MR Molecular Image Guided Treatment of Pancreatic Cancer with Targeted ECO/miR-200c Nanoparticles in Immunocompetent Mouse Tumor Models

Abstract

Abstract Objective Pancreatic ductal adenocarcinoma (PDAC) is characterized by desmoplasia due to increased deposition of extracellular matrix (ECM) proteins. This work investigates the efficacy of targeted ECO/miR-200c nanoparticles (ELNP) on ECM remodeling in PDAC and tumor proliferation with MR molecular imaging (MRMI) with MT218 in immunocompetent mouse models. Methods The miR-200c mediated regulation of EMT markers was measured in PDAC cells in vitro.

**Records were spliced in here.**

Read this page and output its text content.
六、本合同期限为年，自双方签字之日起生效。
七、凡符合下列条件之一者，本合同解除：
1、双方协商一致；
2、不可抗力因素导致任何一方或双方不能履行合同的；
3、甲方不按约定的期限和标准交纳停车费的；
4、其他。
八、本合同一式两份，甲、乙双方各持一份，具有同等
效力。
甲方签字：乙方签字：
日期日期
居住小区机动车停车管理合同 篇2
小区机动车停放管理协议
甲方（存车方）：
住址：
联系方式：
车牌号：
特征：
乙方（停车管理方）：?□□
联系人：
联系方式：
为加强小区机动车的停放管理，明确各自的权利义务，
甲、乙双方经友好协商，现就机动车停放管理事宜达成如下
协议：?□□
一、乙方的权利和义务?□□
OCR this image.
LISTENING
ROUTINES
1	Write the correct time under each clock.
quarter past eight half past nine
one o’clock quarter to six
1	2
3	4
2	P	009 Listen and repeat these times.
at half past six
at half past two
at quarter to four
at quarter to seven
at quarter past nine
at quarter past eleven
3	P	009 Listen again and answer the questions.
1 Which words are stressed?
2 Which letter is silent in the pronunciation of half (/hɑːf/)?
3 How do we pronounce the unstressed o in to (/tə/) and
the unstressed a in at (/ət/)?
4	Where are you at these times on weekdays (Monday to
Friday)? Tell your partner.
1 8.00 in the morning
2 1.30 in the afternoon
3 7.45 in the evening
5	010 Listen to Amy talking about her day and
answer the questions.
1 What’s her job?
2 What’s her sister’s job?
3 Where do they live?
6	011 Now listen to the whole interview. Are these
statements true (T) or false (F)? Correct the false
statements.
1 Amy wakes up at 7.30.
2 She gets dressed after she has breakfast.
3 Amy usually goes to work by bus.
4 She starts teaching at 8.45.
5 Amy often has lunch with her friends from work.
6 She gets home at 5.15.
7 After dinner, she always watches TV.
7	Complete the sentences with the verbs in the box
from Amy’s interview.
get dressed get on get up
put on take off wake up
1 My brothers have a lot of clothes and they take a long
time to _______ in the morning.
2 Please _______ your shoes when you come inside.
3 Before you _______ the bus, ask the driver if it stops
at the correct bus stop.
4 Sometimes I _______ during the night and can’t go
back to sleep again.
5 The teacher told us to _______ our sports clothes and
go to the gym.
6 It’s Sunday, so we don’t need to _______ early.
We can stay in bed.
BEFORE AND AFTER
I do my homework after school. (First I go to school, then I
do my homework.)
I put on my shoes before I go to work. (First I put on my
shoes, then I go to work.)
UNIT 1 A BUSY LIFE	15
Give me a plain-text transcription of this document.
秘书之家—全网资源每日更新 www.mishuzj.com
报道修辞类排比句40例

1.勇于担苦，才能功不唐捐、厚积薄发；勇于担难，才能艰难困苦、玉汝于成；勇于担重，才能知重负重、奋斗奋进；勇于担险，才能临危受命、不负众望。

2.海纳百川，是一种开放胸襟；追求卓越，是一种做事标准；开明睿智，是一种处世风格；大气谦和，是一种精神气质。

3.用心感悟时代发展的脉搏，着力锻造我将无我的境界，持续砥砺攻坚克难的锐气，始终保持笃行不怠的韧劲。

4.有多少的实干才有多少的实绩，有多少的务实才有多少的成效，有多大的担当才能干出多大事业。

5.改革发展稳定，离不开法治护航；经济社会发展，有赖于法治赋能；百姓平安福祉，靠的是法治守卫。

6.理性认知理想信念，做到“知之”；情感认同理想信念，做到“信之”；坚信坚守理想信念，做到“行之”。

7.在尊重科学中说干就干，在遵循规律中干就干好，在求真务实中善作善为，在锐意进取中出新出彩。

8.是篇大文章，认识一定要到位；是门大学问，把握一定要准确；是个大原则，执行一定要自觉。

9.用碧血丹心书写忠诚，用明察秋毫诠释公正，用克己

Wild-type mice bearing mutated KRAS-driven KPC subcutaneous or orthotopic tumors were dosed weekly with RGD-ELNP/miR-200c at 1 mg-RNA/kg for a total of 4 doses. We utilized MT218-MRMI to non-invasively monitor the alteration of tumor ECM EDN-FN levels by miR-200c and tumor response to the treatment. The changes were also validated by posthumous histopathology. Results Transfection of PDAC cells with ELNP/miR-200c downregulated the expression of FN1 and EDB-FN and some mesenchymal markers, inhibiting 3D spheroid formation and migration of KPC PDAC cells. RGD-ELNP/miR-200c treatment resulted in significant signal reduction in the MT218 enhanced MRMI images of both subcutaneous and orthotopic KPC tumors compared to those prior to treatment and treated with a non-specific control. MT218-MRMI results were suggestive of EDB-FN downregulation in tumors, which was later confirmed by immunohistochemistry. Tumor growth in subcutaneous tumors was significantly attenuated with RGD-ELNP/miR-200c and was an observed trend in orthotopic tumors. Substantial necrosis and remodeling were observed in both models treated with RGD-ELNP/miR-200c based on H&E staining. Conclusion These results demonstrate the feasibility of RGD-ELNP/miR-200c in modulating PDAC ECM and restraining tumor growth and the utility of MT218-MRMI for non-invasively monitoring miR-200c efficacy.